State health authorities are hopeful much-needed relief is looming for hospitals and health staff battered by the brutal Omicron COVID outbreak – even as the country reported its deadliest day of the pandemic yet.
There were 98 virus deaths reported across the country in the previous 24 hours – 39 in Victoria, 35 in NSW, 18 in Queensland, five in South Australia and one in the ACT.
NSW also announced 35 additional deaths in aged-care facilities during January, taking the combined total for Friday to 133. It comes a week after the previous highest 24-hour death toll, 80 reported last Friday.
The bleak tally came with a warning that, even with hospitalisations beginning to stabilise, the death toll from the COVID outbreak that has swept the country might keep rising for weeks.
“As we have seen during the two years of this pandemic … the numbers [of fatalities] stay higher for a longer period,” chief nursing and midwifery officer Professor Alison McMillan said on Friday.
But there are some optimistic signs.
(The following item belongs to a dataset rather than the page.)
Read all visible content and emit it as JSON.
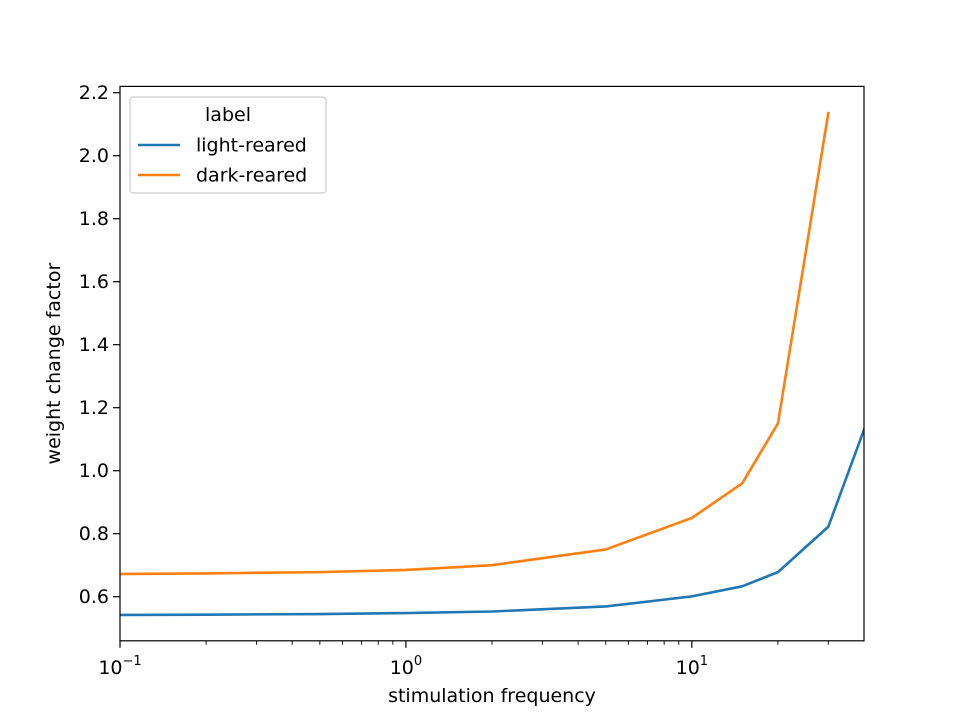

In NSW, where there have been 604 COVID deaths since January 1, including 207 in aged care, Premier Dominic Perrottet pointed to pleasing signs the strain on the hospital system might soon ease.
Hospitalisations in NSW have plateaued around 2750 (2737 on Friday) while intensive care patients remain below 200, despite an 8 per cent increase since Wednesday.
About 3700 health workers are in isolation, down from 6000 a few weeks ago.
“But we are moving through the next phase,” Mr Perrottet said.
NSW Health deputy secretary Susan Pearce said a greater decline in hospital numbers was expected next week.
“They might not follow a lovely curve, and it may be a bit lumpy but we do expect that in the coming week we will start to see some declines,” she said.
However, Mr Perrottet warned that – compared to the Alpha and Delta waves, when lockdowns brought dramatic drops in case numbers – the current strategy to live with the virus meant “when mobility increases, cases will increase alongside that”.
“Let’s be frank: Australia sleeps up to Australia Day and then … gets moving,” he said.
“So … we expect cases to increase.”
In Victoria, Friday’s death toll was the state’s highest since its second wave in 2020, when 59 fatalities were reported on September 4, 2020.
Health Minister Martin Foley described it as “a significant loss”.
“Our thoughts, of course, are with those 39 families, those 39 groups of friends,” he said.
Victoria has 101,605 active cases (well down from its peak of nearly 250,000). Hospitalisations with the virus have fallen by 69 to 988 patients, down from 1057 on Thursday.
There are 114 people in intensive care, a decrease of three, with 40 of those on a ventilator.
Mr Foley said Victoria’s outbreak “seems to have stabilised” and the state’s hospital services, which are subject to a code brown alert, would be turned back on once it was safe to do so.
“We’ve seen almost 40 people pass away in the most recent reporting period. This is a really significant challenge for our healthcare system,” he said.
“Our hospitals, our GPs, our pharmacists are all under pressure like never before. When it’s safe to do so, we will turn the system back on.”
In Queensland, Premier Annastacia Palaszczuk said Friday’s tally of 18 fatalities included one person in their 30s who was unvaccinated, and 12 people in aged care.
It is the highest daily death rate in the state yet, and came on the second anniversary of Queensland’s first COVID case.
“This has been going now for two years and it doesn’t make it any easier … coming here to report these tragedies,” Ms Palaszczuk said.
She released modelling showing the “worst case scenario” predicted under the Omicron wave. It showed 5000 hospital beds could have been needed in the worst case, and 3000 under the “most likely” scenario.
“What we’re reporting at the moment is under 1000,” Ms Palaszczuk said.
“We were planning for the worst case scenario and it was quite freighting at the time.”
For intensive care, 500 beds could have been needed under the worst case scenario.
There are 818 people in Queensland hospitals with the virus, 54 of whom are in intensive care.
Admissions have been dropping in Queensland, predominantly because of falls on the Gold Coast, chief health officer John Gerrard said.
“We haven’t yet begun to see a clear fall in the rest of Queensland,” he said, describing the situation across the state as stable.
While the modelling was good news, Dr Gerrard said it was not yet time to celebrate, and the better outcomes were partially because of people doing the right thing.
However, the outlook is less bright in the Northern Territory. Its COVID hospitalisations jumped 10 to a record 105 on Friday.
The NT reported 940 more infections on Friday. It is managing 4200 active cases, the majority in Darwin and Palmerston.
The community of Ampilatwatja in central Australia was also sent into a 48-hour lockdown on Friday after cases recorded there, Chief Minister Michael Gunner said.
He said the community had a very low vaccination rate.